There were precious few low points for the LPGA in 2003, in fact.
Michelle Wie’s father, B.J., and Danielle Ammaccapane got involved in an unseemly squabble at the U.S. Open after Ammaccapane had accused the teenager of several etiquette-related indiscretions. But all that resulted from the episode was still greater public awareness of the tournament.
Far more serious, however, were the regrettable comments Jan Stephenson made in the November issue of Golf Magazine about the number of Asian players on the LPGA Tour and their perceived lack of emotion. “They’re killing the Tour, absolutely killing it.” Stephenson remarked. “We have two-day pro-ams where people are paying a lot of money to play with us but all they say is hello and goodbye.”

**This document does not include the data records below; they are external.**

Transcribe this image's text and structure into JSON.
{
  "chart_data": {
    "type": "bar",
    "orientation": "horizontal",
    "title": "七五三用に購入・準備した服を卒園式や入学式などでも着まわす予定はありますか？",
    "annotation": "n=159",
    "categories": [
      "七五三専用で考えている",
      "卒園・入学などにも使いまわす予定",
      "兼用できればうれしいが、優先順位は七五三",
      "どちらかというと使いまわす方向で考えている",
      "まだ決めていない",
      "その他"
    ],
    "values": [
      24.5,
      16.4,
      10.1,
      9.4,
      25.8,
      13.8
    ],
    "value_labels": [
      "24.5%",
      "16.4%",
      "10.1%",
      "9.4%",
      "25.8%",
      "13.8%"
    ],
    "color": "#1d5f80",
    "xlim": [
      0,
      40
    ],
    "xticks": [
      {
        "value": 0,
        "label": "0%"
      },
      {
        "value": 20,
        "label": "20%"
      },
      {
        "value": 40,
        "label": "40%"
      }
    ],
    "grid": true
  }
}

The commissioner, who called two meetings during the year to address this problem, was quick to distance himself and the Tour from such comments. “If she was quoted correctly, which I doubt, then I certainly don’t agree with her because the LPGA embraces the international nature of the organization,” he said. “We’ve always specified our intention to open our doors to the best players in the world, regardless of where they’re from.”
Votaw will be no doubt be tracking this situation closely in 2004, seeking to ensure it doesn’t escalate into a major controversy. For the time being though, he should allow himself a moment to reflect on what was, in all probability, the most successful year in the LPGA’s history.
This story originally appeared in “A Year at St Andrews” – the St Andrews Links Trust's review of the year.
Tony Dear has been writing about golf for 11 years. A former assistant club pro from Sussex, England, Tony started out as a freelancer in 1992 before taking a staff writer’s job at Fore!, a magazine based in Peterborough. As the magazine’s chief instruction writer, it was Tony’s job to compose instructional articles aimed at a youngish readership whose letters to the editor suggested they often got confused by technical jargon and theory. Tony bought his simple approach to teaching golf to the magazine, helping boost sales by 10,000 issues. As a result, he was nominated within the company and nationally for Young Writer of the Year awards.
From there, Tony moved 20 yards across the Emap UK office to join Today’s Golfer. There, he was soon promoted to a senior editorial position, focusing on equipment, and became a significant part of a team that saw sales figures double within the magazine’s first 12 months.
After three years at Emap UK, Tony was dragged kicking and screaming across the Atlantic by his American wife (‘not really, I love it over here’) and, after short spells in Phoenix and Denver, wound up in Seattle in May 2003. At present, he is freelancing for a number of print and online publications back in England including Today’s Golfer, Golf World, Bogey, The Open Championship Magazine and Casino.com. He is also a contributing editor for Denver-based Colorado AvidGolfer.
Recent features include a look at Colorado’s self proclaimed ‘links’ courses, an interview with Suzy Whaley, with whom he played nine holes (‘and got soundly thrashed’) and a 64-page instruction supplement for Today’s Golfer.
Tony has authored three books in the last five years and been nominated for several specialist and young writers awards. ‘Although I’ve never actually won one,’ he admits. He is a member of the Northwest Golf Media Association and the Golf Travel Writers Association based in London.